Mai Al Mansouri, Kurator Madya di Museum Nasional Zayed, menyatakan pentingnya penemuan ini dalam konteks penelitian dan pemahaman sejarah Islam. "Penelitian terobosan ini memberikan wawasan baru tentang asal-usul dan produksi naskah penting ini," ujarnya, "sekaligus menegaskan peran museum dalam kehidupan budaya dan akademis di UEA dan sekitarnya. Program penelitian museum merupakan bagian penting dari misi kami untuk memperluas pemahaman tentang masa lalu, masyarakat, dan budaya." Ia menekankan pentingnya penemuan ini dalam menyoroti peran historis UEA sebagai pusat komunikasi dan pertukaran budaya, serta kontribusinya pada aliran ide, seni, dan pengetahuan antar peradaban.

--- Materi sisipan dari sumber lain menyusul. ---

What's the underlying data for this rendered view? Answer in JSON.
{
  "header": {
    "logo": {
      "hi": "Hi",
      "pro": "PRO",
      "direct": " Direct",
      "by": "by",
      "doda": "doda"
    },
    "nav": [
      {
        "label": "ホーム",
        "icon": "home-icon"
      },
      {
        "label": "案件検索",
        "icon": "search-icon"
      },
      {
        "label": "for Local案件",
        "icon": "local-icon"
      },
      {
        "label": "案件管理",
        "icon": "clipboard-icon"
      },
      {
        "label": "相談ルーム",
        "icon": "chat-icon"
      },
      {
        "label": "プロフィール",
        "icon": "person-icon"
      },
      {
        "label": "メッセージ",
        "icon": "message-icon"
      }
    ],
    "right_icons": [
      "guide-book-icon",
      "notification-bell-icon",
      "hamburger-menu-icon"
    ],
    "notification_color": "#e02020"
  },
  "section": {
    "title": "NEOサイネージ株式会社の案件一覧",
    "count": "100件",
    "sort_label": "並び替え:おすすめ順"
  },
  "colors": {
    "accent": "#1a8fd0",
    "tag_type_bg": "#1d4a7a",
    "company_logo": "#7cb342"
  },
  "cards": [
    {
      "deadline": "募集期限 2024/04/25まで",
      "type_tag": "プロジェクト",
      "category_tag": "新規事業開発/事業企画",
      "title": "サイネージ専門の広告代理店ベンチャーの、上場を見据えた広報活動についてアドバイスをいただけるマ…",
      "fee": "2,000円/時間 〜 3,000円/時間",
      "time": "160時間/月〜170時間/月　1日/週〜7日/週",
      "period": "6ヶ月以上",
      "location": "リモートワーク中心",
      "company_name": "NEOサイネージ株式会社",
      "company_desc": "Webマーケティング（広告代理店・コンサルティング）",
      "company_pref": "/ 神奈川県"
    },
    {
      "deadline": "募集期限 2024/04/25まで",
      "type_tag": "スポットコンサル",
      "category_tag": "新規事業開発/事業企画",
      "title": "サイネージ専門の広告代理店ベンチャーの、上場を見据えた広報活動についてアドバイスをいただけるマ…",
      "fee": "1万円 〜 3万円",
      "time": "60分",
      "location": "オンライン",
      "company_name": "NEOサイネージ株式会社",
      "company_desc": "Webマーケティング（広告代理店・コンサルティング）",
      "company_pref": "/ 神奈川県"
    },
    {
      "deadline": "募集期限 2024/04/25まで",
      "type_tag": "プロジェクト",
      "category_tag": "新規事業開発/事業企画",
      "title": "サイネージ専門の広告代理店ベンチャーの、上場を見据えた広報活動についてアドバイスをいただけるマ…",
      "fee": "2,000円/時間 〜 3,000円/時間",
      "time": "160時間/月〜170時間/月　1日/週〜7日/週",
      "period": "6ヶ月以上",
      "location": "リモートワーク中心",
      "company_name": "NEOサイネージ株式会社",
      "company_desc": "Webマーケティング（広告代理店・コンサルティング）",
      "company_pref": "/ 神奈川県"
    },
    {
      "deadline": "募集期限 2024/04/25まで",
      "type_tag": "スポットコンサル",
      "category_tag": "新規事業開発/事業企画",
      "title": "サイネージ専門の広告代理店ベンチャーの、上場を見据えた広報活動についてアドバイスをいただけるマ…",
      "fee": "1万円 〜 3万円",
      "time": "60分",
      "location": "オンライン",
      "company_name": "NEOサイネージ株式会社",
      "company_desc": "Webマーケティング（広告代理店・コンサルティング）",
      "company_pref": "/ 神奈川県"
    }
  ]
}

Senada dengan Al Mansouri, Nurul Iman Binti Rusli, Kurator Museum Nasional Zayed, mengungkapkan kebanggaannya terlibat dalam penelitian ini. "Hanya satu salinan Al-Qur’an Biru yang diperkirakan ada, dan lebih dari 100 halaman yang diketahui telah memukau para sarjana selama beberapa dekade," katanya. "Teknologi canggih yang digunakan untuk mengungkap halaman-halaman manuskrip ini memberikan perspektif tambahan tentang produksi salinan Al-Qur’an yang langka ini. Merupakan suatu kehormatan untuk menjadi bagian dari penelitian penting mengenai salah satu manuskrip paling berharga di dunia di Museum Nasional Zayed."

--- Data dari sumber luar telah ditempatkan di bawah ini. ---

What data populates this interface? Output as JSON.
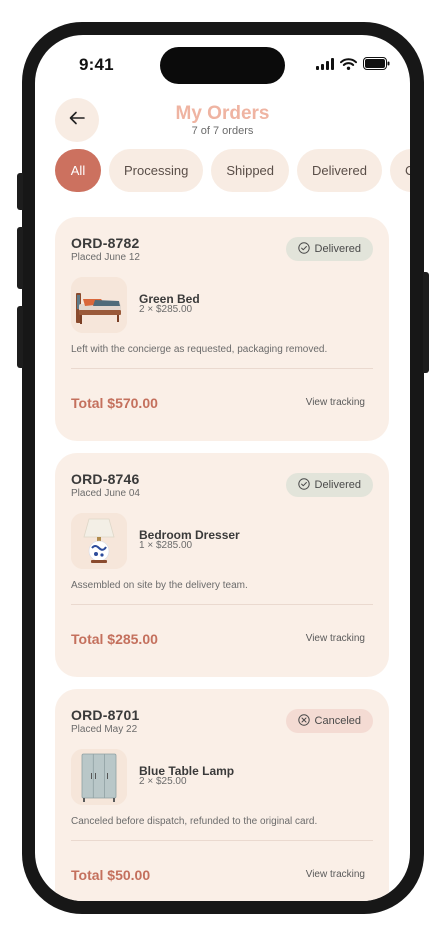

Penemuan ini juga menyoroti peran Museum Nasional Zayed sebagai lembaga penelitian kelas dunia. Museum ini, sebagaimana dijelaskan dalam keterangan resminya, bertujuan untuk menjadi otoritas tepercaya dalam sejarah dan budaya Uni Emirat Arab. Mereka mencapai tujuan ini melalui penelitian mandiri, kemitraan dengan peneliti individu dan lembaga internasional, serta memfasilitasi akses ke koleksi yang beragam untuk mendukung penelitian lebih lanjut.

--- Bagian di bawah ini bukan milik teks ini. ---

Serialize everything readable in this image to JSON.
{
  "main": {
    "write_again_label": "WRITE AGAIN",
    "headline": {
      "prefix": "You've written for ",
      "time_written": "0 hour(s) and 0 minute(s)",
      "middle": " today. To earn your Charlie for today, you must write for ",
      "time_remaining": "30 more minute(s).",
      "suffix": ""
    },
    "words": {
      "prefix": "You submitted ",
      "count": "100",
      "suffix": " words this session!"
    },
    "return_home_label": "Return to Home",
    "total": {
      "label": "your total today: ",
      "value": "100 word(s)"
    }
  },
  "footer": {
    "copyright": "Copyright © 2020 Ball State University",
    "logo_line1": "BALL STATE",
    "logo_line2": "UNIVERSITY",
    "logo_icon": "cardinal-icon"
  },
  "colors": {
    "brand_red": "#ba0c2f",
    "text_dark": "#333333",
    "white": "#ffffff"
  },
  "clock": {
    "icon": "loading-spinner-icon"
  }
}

Sejarah Al-Qur’an Biru sendiri masih menyimpan banyak misteri. Asal-usulnya masih diperdebatkan, dengan beberapa ahli mengajukan Afrika Utara, Irak, dan Andalusia sebagai kemungkinan tempat pembuatannya. Pada awal abad ke-20, beberapa folio dari Al-Qur’an Biru telah dilelang, dengan satu folio dilaporkan terjual seharga lebih dari $800.000 (sekitar Rp 12,6 miliar pada tahun 2012-2013). Saat ini, sebagian besar lembar yang tersisa disimpan di Museum Nasional Bardo di Tunis, Tunisia, dengan beberapa lembar lainnya tersebar di berbagai museum dunia, termasuk Musé de la Civilisation et des Arts Islamiques di Raqqada, Tunisia, dan Los Angeles County Museum of Art di Amerika Serikat.
Penemuan ayat-ayat tersembunyi dalam Al-Qur’an Biru bukan hanya sebuah penemuan arkeologi semata. Ia merupakan bukti nyata dari kemajuan teknologi yang membantu kita memahami warisan budaya dan keagamaan masa lalu. Lebih dari itu, penemuan ini menunjukkan betapa pentingnya pelestarian manuskrip kuno dan peran teknologi dalam mengungkap rahasia yang tersimpan di dalamnya. Ia juga menggarisbawahi pentingnya kolaborasi internasional dalam penelitian dan pelestarian warisan budaya dunia. Al-Qur’an Biru, dengan segala misteri dan keindahannya, akan terus menjadi objek studi dan kekaguman bagi generasi mendatang, menawarkan jendela yang semakin jelas ke dalam sejarah dan budaya Islam.